Now we should note that at the time of writing the doctrine of the Trinity was a way off. What John is doing in equating Christ with God is actually ahead of his time, could be the start of this kind of thinking.
This is just a whistle stop of a couple of the key verses on this.
So what does all this mean? Well I believe that this and other passages point us to Christ’s key role in creation and as John and Paul both highlight an ongoing role in creation. Which means that for us, that there is nothing new age or pagan about seeking God in creation, because it is so deeply connected to Christ.
Often people talk about ‘thin places’ or finding a connection to God in nature – I count myself within that bracket – and I wonder if it is helpful for us to think rather than a nebulous creator in nature, but of Christ himself. If Christ remains present in creation then is it him we are connecting to when out in creation?
Fr John Chryssavgis, priest and theologian in the orthodox church suggests that creation is a sacarament – a place where Christ is revealed. St Catherine of Siena that earth is God’s cathedral. St Francis believed that in coming to know Christ as our brother, we can enter a true relationship with all creation and know our connectedness to it.

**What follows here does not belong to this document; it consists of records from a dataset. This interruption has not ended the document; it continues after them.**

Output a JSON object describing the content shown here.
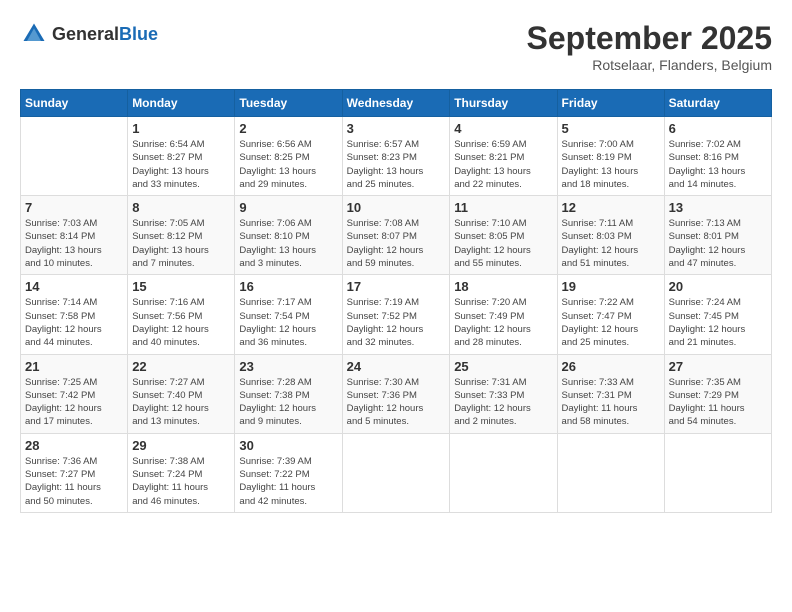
{
  "header": {
    "logo_general": "General",
    "logo_blue": "Blue",
    "month_title": "September 2025",
    "location": "Rotselaar, Flanders, Belgium"
  },
  "columns": [
    "Sunday",
    "Monday",
    "Tuesday",
    "Wednesday",
    "Thursday",
    "Friday",
    "Saturday"
  ],
  "weeks": [
    [
      {
        "day": "",
        "info": ""
      },
      {
        "day": "1",
        "info": "Sunrise: 6:54 AM\nSunset: 8:27 PM\nDaylight: 13 hours\nand 33 minutes."
      },
      {
        "day": "2",
        "info": "Sunrise: 6:56 AM\nSunset: 8:25 PM\nDaylight: 13 hours\nand 29 minutes."
      },
      {
        "day": "3",
        "info": "Sunrise: 6:57 AM\nSunset: 8:23 PM\nDaylight: 13 hours\nand 25 minutes."
      },
      {
        "day": "4",
        "info": "Sunrise: 6:59 AM\nSunset: 8:21 PM\nDaylight: 13 hours\nand 22 minutes."
      },
      {
        "day": "5",
        "info": "Sunrise: 7:00 AM\nSunset: 8:19 PM\nDaylight: 13 hours\nand 18 minutes."
      },
      {
        "day": "6",
        "info": "Sunrise: 7:02 AM\nSunset: 8:16 PM\nDaylight: 13 hours\nand 14 minutes."
      }
    ],
    [
      {
        "day": "7",
        "info": "Sunrise: 7:03 AM\nSunset: 8:14 PM\nDaylight: 13 hours\nand 10 minutes."
      },
      {
        "day": "8",
        "info": "Sunrise: 7:05 AM\nSunset: 8:12 PM\nDaylight: 13 hours\nand 7 minutes."
      },
      {
        "day": "9",
        "info": "Sunrise: 7:06 AM\nSunset: 8:10 PM\nDaylight: 13 hours\nand 3 minutes."
      },
      {
        "day": "10",
        "info": "Sunrise: 7:08 AM\nSunset: 8:07 PM\nDaylight: 12 hours\nand 59 minutes."
      },
      {
        "day": "11",
        "info": "Sunrise: 7:10 AM\nSunset: 8:05 PM\nDaylight: 12 hours\nand 55 minutes."
      },
      {
        "day": "12",
        "info": "Sunrise: 7:11 AM\nSunset: 8:03 PM\nDaylight: 12 hours\nand 51 minutes."
      },
      {
        "day": "13",
        "info": "Sunrise: 7:13 AM\nSunset: 8:01 PM\nDaylight: 12 hours\nand 47 minutes."
      }
    ],
    [
      {
        "day": "14",
        "info": "Sunrise: 7:14 AM\nSunset: 7:58 PM\nDaylight: 12 hours\nand 44 minutes."
      },
      {
        "day": "15",
        "info": "Sunrise: 7:16 AM\nSunset: 7:56 PM\nDaylight: 12 hours\nand 40 minutes."
      },
      {
        "day": "16",
        "info": "Sunrise: 7:17 AM\nSunset: 7:54 PM\nDaylight: 12 hours\nand 36 minutes."
      },
      {
        "day": "17",
        "info": "Sunrise: 7:19 AM\nSunset: 7:52 PM\nDaylight: 12 hours\nand 32 minutes."
      },
      {
        "day": "18",
        "info": "Sunrise: 7:20 AM\nSunset: 7:49 PM\nDaylight: 12 hours\nand 28 minutes."
      },
      {
        "day": "19",
        "info": "Sunrise: 7:22 AM\nSunset: 7:47 PM\nDaylight: 12 hours\nand 25 minutes."
      },
      {
        "day": "20",
        "info": "Sunrise: 7:24 AM\nSunset: 7:45 PM\nDaylight: 12 hours\nand 21 minutes."
      }
    ],
    [
      {
        "day": "21",
        "info": "Sunrise: 7:25 AM\nSunset: 7:42 PM\nDaylight: 12 hours\nand 17 minutes."
      },
      {
        "day": "22",
        "info": "Sunrise: 7:27 AM\nSunset: 7:40 PM\nDaylight: 12 hours\nand 13 minutes."
      },
      {
        "day": "23",
        "info": "Sunrise: 7:28 AM\nSunset: 7:38 PM\nDaylight: 12 hours\nand 9 minutes."
      },
      {
        "day": "24",
        "info": "Sunrise: 7:30 AM\nSunset: 7:36 PM\nDaylight: 12 hours\nand 5 minutes."
      },
      {
        "day": "25",
        "info": "Sunrise: 7:31 AM\nSunset: 7:33 PM\nDaylight: 12 hours\nand 2 minutes."
      },
      {
        "day": "26",
        "info": "Sunrise: 7:33 AM\nSunset: 7:31 PM\nDaylight: 11 hours\nand 58 minutes."
      },
      {
        "day": "27",
        "info": "Sunrise: 7:35 AM\nSunset: 7:29 PM\nDaylight: 11 hours\nand 54 minutes."
      }
    ],
    [
      {
        "day": "28",
        "info": "Sunrise: 7:36 AM\nSunset: 7:27 PM\nDaylight: 11 hours\nand 50 minutes."
      },
      {
        "day": "29",
        "info": "Sunrise: 7:38 AM\nSunset: 7:24 PM\nDaylight: 11 hours\nand 46 minutes."
      },
      {
        "day": "30",
        "info": "Sunrise: 7:39 AM\nSunset: 7:22 PM\nDaylight: 11 hours\nand 42 minutes."
      },
      {
        "day": "",
        "info": ""
      },
      {
        "day": "",
        "info": ""
      },
      {
        "day": "",
        "info": ""
      },
      {
        "day": "",
        "info": ""
      }
    ]
  ]
}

I believe if we miss out on any sense of worship in creation, if we ignore it, or believe it is too pagan, then we are missing out on a deeper connection to God. Just as the crowd in Lystra missed out on the one true God because they misunderstood the message.
So I know I’ve given you a lot but I encourage you to reflect on this some more. What might it mean to you to connect to God in creation, to Christ in creation and the Spirit in creation?